Deng Dianliang, Sun Yiguang, Tian Guo-Liang
Department of Mathematics and Statistics, University of Regina, Regina, Canada.
Department of Statistics and Data Science, Southern University of Science and Technology, Shenzhen City, Guangdong, People's Republic of China.
J Appl Stat. 2021 Apr 24;49(11):2740-2766. doi: 10.1080/02664763.2021.1918649. eCollection 2022.

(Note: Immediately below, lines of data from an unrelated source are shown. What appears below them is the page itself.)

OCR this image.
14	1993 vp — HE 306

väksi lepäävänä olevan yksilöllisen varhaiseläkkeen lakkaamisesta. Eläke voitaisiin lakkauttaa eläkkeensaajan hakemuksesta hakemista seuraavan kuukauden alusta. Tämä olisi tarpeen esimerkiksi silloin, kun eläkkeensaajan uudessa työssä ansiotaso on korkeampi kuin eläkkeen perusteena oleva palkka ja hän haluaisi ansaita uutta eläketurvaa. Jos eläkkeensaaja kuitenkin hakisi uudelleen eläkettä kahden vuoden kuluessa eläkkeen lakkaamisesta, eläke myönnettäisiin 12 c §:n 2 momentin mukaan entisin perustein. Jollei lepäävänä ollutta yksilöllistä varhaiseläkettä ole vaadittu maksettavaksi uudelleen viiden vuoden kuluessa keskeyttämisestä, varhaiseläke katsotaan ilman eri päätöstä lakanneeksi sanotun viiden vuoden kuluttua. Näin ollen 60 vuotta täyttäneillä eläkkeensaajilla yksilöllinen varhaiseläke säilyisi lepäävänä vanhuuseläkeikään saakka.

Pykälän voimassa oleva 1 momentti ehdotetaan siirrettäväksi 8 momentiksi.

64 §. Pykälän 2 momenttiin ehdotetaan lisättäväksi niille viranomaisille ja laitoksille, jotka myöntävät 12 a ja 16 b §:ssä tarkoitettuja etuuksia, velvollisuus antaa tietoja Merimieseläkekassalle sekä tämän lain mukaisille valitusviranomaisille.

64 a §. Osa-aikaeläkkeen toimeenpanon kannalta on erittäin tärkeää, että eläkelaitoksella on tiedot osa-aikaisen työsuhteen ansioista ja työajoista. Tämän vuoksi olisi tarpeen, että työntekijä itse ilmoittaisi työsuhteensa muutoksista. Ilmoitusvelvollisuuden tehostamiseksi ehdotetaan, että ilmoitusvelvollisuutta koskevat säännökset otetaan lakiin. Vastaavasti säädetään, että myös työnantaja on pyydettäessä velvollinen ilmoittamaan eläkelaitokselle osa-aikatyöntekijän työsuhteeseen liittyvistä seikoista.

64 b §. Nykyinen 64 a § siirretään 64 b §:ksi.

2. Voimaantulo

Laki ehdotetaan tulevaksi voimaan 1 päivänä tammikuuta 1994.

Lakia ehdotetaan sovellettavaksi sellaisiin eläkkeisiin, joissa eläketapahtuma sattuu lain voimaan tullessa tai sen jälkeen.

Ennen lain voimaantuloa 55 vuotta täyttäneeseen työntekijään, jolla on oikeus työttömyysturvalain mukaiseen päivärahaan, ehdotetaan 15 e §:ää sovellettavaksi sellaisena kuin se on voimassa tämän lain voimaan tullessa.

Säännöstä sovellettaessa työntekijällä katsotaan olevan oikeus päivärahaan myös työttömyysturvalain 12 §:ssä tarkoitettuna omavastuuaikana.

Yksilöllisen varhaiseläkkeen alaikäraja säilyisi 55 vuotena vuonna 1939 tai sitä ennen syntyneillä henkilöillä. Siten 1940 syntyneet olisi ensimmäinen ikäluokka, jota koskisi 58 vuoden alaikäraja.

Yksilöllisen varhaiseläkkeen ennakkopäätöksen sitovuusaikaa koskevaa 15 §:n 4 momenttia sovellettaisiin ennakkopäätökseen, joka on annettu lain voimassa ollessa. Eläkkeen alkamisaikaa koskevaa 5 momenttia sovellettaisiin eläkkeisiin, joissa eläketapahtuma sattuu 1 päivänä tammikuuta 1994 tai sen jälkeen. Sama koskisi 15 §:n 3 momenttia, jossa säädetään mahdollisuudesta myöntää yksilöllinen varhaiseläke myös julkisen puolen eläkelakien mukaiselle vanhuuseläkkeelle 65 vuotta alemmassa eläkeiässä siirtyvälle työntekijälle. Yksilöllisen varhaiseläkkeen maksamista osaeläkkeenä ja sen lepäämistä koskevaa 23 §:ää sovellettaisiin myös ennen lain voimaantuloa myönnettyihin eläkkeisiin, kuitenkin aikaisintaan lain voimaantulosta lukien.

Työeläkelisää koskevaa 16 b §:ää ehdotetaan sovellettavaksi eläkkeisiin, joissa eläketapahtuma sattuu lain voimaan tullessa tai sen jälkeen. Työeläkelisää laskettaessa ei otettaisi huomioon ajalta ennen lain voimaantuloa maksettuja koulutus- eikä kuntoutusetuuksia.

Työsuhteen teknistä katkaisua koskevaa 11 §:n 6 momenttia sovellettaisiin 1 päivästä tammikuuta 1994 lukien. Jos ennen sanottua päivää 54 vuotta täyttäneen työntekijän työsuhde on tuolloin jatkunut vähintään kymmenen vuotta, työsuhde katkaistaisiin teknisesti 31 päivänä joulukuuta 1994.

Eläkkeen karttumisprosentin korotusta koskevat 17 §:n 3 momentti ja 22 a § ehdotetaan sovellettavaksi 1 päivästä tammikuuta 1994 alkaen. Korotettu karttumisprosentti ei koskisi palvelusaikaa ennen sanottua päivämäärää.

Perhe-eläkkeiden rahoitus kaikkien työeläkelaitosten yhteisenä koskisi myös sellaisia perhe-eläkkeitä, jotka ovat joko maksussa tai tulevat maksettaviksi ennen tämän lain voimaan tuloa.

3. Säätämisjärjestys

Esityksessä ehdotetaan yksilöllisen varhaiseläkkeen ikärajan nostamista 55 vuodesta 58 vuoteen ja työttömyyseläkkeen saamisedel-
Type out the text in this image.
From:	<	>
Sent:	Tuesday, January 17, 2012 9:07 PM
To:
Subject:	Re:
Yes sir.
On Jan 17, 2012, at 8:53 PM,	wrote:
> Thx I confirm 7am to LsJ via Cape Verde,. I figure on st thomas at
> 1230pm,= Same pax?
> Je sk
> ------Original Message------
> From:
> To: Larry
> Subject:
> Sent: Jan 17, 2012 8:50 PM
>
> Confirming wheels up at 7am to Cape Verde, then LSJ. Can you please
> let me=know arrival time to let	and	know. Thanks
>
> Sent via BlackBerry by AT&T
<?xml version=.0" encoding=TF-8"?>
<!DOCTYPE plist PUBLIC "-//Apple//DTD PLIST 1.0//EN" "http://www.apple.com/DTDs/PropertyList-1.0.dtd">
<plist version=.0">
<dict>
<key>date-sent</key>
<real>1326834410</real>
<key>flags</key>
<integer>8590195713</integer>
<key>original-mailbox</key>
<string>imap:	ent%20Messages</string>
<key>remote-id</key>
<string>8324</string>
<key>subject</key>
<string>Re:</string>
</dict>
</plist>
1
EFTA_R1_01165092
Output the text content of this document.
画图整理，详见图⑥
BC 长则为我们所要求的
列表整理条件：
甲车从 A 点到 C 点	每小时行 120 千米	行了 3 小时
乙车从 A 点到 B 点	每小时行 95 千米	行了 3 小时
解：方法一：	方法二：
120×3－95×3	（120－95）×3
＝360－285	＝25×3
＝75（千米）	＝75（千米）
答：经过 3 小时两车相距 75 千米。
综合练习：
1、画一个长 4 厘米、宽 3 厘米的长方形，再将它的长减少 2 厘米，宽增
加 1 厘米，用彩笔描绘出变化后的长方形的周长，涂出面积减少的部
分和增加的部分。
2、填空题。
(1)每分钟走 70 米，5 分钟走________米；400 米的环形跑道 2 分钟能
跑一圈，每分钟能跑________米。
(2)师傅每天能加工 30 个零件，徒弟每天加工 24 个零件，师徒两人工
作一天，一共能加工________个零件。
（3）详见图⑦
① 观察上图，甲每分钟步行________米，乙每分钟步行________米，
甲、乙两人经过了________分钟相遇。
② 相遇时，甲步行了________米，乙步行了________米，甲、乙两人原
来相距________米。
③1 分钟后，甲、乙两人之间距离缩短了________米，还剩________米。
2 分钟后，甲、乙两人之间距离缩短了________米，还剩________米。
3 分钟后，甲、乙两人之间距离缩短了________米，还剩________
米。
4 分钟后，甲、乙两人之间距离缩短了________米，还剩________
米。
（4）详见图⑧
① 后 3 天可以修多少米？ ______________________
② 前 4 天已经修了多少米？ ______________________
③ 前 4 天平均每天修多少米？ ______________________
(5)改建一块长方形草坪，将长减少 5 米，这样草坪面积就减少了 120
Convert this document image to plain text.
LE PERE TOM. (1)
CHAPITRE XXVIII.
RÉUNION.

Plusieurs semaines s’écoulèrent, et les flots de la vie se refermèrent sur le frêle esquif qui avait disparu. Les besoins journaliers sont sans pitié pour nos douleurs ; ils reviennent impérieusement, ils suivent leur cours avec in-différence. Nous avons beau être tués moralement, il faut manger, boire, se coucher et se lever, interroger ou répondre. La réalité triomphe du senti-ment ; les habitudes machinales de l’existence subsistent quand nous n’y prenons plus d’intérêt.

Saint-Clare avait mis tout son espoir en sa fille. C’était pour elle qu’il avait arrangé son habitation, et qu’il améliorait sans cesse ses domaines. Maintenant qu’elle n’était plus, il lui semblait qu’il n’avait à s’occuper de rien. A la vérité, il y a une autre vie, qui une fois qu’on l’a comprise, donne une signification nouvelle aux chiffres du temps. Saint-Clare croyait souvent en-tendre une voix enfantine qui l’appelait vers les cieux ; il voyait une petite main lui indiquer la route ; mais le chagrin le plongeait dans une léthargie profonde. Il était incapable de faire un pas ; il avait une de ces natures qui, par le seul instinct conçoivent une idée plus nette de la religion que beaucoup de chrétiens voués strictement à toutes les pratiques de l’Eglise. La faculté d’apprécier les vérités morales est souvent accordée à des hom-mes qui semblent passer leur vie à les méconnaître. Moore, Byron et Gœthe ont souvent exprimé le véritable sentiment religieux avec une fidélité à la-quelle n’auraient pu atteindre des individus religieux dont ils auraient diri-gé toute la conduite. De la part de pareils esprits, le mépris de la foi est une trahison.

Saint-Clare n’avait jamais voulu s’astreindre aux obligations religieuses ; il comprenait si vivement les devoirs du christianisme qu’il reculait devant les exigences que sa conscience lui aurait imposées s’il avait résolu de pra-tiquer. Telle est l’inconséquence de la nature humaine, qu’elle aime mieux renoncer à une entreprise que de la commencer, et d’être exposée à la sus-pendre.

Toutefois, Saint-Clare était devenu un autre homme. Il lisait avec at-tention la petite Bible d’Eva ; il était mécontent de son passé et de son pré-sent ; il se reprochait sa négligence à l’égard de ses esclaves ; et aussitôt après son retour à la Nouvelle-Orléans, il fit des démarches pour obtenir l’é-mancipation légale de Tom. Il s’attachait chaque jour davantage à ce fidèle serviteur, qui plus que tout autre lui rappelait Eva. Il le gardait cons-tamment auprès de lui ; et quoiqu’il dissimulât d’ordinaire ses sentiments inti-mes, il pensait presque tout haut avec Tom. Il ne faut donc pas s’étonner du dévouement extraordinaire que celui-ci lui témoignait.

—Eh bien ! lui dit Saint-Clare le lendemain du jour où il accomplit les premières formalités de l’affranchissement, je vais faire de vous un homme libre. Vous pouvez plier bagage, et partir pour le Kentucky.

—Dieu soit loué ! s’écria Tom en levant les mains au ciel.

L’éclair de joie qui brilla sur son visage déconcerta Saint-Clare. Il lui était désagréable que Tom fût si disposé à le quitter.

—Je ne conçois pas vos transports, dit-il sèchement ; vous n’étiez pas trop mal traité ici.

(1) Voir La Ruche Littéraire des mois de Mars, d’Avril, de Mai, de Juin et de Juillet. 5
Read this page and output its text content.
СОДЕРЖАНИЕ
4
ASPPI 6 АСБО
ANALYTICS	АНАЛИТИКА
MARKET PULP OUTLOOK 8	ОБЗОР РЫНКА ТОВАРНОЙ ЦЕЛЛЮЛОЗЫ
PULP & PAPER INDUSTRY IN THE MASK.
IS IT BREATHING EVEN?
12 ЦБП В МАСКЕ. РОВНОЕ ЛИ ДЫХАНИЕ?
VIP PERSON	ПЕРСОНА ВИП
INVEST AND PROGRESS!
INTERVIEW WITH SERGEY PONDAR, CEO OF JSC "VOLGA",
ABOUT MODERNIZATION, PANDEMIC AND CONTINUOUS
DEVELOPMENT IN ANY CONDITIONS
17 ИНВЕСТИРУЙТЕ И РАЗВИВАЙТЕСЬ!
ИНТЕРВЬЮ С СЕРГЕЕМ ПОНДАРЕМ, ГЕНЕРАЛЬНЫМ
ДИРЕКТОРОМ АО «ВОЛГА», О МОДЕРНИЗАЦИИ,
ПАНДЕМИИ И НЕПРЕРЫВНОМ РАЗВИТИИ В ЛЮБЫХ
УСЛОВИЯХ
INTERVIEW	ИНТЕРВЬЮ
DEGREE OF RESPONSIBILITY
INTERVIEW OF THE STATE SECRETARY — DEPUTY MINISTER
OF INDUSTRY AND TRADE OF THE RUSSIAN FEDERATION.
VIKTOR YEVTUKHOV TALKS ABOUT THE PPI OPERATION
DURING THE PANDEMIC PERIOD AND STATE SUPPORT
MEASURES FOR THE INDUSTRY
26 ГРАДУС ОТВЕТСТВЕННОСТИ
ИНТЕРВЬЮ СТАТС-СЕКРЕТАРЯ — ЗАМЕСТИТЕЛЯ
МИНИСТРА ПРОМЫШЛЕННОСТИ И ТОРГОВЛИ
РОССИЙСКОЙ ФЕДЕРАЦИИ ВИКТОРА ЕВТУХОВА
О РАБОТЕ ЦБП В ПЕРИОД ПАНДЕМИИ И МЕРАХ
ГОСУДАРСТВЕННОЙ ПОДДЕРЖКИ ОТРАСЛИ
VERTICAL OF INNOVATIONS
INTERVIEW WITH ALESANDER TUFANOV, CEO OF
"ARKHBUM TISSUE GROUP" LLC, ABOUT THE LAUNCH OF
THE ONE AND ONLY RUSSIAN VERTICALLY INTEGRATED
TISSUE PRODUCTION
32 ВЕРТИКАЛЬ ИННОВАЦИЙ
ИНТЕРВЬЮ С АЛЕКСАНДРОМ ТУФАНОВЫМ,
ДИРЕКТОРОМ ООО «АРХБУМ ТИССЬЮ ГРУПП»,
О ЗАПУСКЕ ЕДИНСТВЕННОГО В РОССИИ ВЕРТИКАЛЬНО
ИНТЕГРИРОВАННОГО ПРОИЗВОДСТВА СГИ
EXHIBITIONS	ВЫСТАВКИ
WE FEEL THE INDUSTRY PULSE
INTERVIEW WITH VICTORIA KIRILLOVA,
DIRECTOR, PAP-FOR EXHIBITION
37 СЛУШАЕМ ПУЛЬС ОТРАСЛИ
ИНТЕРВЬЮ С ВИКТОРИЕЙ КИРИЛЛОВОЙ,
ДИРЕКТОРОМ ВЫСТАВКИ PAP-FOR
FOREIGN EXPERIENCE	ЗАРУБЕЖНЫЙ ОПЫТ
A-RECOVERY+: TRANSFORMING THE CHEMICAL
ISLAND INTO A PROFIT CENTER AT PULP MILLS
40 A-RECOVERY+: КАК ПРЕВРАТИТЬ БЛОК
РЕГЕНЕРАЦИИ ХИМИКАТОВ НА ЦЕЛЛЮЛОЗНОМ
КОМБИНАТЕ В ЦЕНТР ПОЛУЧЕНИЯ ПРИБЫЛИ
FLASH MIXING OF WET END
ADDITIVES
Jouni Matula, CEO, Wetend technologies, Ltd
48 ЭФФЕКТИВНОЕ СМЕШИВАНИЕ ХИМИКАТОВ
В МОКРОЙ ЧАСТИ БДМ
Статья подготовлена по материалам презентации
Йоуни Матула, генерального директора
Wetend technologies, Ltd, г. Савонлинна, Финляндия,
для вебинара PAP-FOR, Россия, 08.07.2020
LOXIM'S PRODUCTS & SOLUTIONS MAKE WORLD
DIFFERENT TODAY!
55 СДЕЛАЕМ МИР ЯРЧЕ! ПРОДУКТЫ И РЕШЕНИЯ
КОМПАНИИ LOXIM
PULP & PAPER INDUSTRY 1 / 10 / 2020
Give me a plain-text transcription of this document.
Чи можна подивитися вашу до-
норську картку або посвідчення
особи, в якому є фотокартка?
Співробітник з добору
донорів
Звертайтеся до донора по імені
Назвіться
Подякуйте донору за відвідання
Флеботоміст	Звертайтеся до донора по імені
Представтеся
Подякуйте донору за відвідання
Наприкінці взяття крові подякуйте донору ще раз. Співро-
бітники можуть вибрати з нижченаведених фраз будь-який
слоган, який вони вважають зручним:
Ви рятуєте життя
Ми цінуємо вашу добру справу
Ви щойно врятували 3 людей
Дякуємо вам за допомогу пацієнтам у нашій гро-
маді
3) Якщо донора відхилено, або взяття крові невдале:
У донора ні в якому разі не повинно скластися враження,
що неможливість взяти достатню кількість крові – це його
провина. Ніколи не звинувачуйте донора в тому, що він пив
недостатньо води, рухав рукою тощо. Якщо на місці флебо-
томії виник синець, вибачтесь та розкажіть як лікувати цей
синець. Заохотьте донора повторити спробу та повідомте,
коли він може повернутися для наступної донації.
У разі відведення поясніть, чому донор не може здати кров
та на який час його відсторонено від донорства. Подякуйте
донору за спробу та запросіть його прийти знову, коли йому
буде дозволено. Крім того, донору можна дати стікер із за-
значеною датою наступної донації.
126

In this paper, a new multivariate zero-inflated binomial (MZIB) distribution is proposed to analyse the correlated proportional data with excessive zeros. The distributional properties of purposed model are studied. The Fisher scoring algorithm and EM algorithm are given for the computation of estimates of parameters in the proposed MZIB model with/without covariates. The score tests and the likelihood ratio tests are derived for assessing both the zero-inflation and the equality of multiple binomial probabilities in correlated proportional data. A limited simulation study is performed to evaluate the performance of derived EM algorithms for the estimation of parameters in the model with/without covariates and to compare the nominal levels and powers of both score tests and likelihood ratio tests. The whitefly data is used to illustrate the proposed methodologies.
本文提出了一种新的多元零膨胀二项分布(MZIB),用于分析具有过多零值的相关比例数据。研究了所提出模型的分布特性。给出了Fisher评分算法和EM算法,用于计算所提出的带/不带协变量的MZIB模型中参数的估计值。推导了得分检验和似然比检验,用于评估相关比例数据中的零膨胀和多个二项概率的相等性。进行了有限的模拟研究,以评估所推导的EM算法在带/不带协变量模型中参数估计的性能,并比较得分检验和似然比检验的名义水平和功效。使用粉虱数据来说明所提出的方法。